Larry Ellison, CTO and chairman of software giant Oracle, today proved that new innovation in the computing world does not have to come from the younger internet entrepreneurs that now surround him among America’s richest people (Bezos, Page, Brin et al) or the Salesforce-esque native SaaS players disrupting his industry.
The 73-year-old, who co-founded the database and software applications firm 40 years ago, rose to the stage confidently at his company’s customer conference OpenWorld in San Francisco – the city at the epicenter of the innovation that has forced long-standing industry incumbents, including Oracle, to transform their business models over the last ten years – and unveiled the world’s first autonomous database cloud.
Powered by Oracle Database 18c, the next generation of the company’s database, Ellison said Oracle Autonomous Database Cloud uses “ground-breaking machine learning” (a technology the world’s biggest computing companies are fighting to lead) that eliminates human labour, human error and manual tuning, and enables “unprecedented” availability, high performance and security at a much lower cost.
“This is the most important thing we’ve done in a long, long time,” said Ellison. “The automation does everything. We can guarantee availability of 99.995 percent, less than 30 minutes of planned or unplanned downtime.
“Now, I don’t use the words ‘revolutionary new technology’ every year here at Oracle OpenWorld. We don’t because there aren’t that many revolutionary new technologies. But this one is.”
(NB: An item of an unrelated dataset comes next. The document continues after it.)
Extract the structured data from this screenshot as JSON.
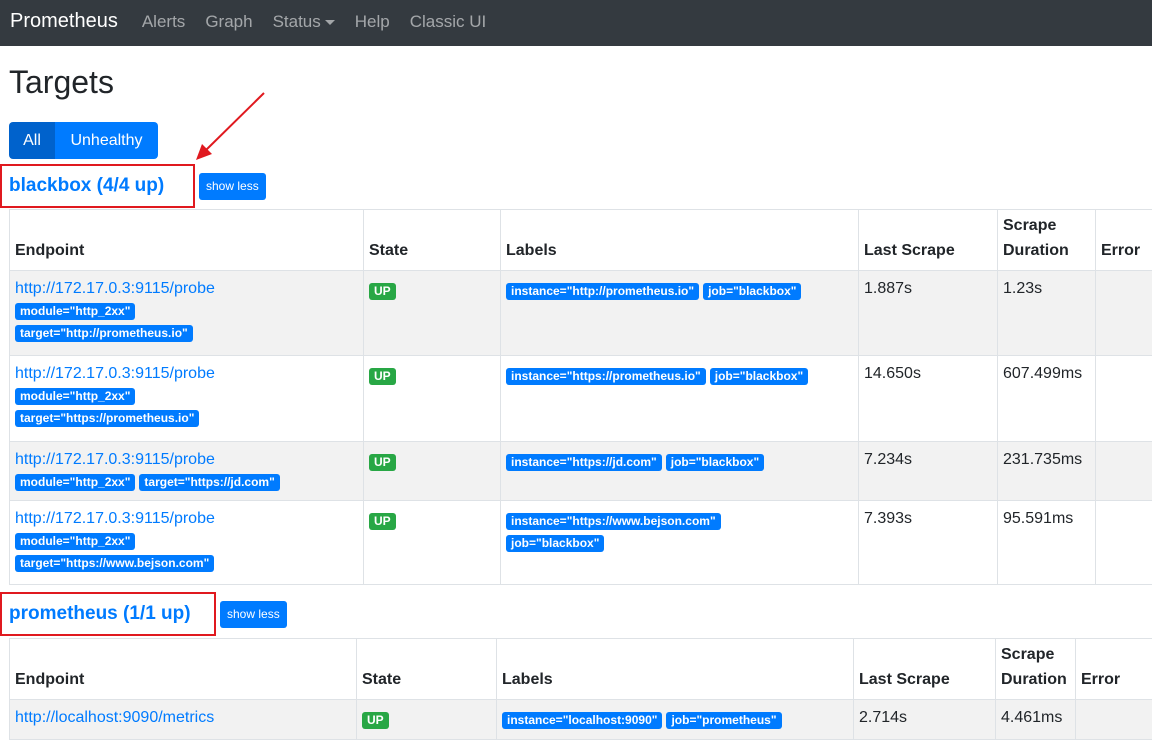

By utilising machine learning technology, the autonomous database cloud provides automated protection from downtime and continuous adaptive performance tuning, automatically upgrading, patching itself and applying security updates while running to protect against cyberattacks. By instantly resizing compute and storage without downtime, Oracles claims the new platform multiplies cost savings by consuming less than market leader Amazon Web services.
In typical style, Ellison didn’t miss the opportunity the bash a rival. In this case, it was AWS in the firing line, despite the IT industry veteran admitting that Amazon and SAP (long-time Oracle rival and usual target for Ellison’s lashings) are among “the biggest Oracle users on the planet”. He did, however, accompany his criticism of AWS with a bold promise to Oracle’s customers.
“Amazon is five to eight times more expensive running the identical workload than the Oracle Autonomous Database,” Ellison said. “We guarantee you contractually to cut your Amazon bill in half. It’s fairly easy when you’re five to eight times faster. We feel pretty comfortable.
“This is not Oracle making up ridiculous demos to make Amazon look bad. These are datasets that we actually used for stress testing, performance testing and validating our database.”
Oracle Autonomous Database Cloud handles many different workload styles, including transactions, mixed workloads, data warehouses, graph analytics, departmental applications, document stores and IoT. As an autonomous cloud service, it eliminates error-prone manual management tasks and frees up DBA resources to focus on more strategic business projects. The first Autonomous Database Cloud offering, for data warehouse workloads, is planned to be available in December 2017, with the remaining rolling out in 2018.
“Every organisation is trying to leverage the overwhelming amount of data generated in our digital economy,” commented Carl Olofson, research VP at IDC. “With a history of established leadership in the database software market segment, it is no surprise that Oracle is pioneering a next-generation data management platform.
“Oracle Autonomous Data Warehouse Cloud is designed to deliver industry-leading database technology performance with unmatched flexibility, enterprise scale and simplicity. The intent is to ensure that businesses get more value from their data and modernise how data is managed.”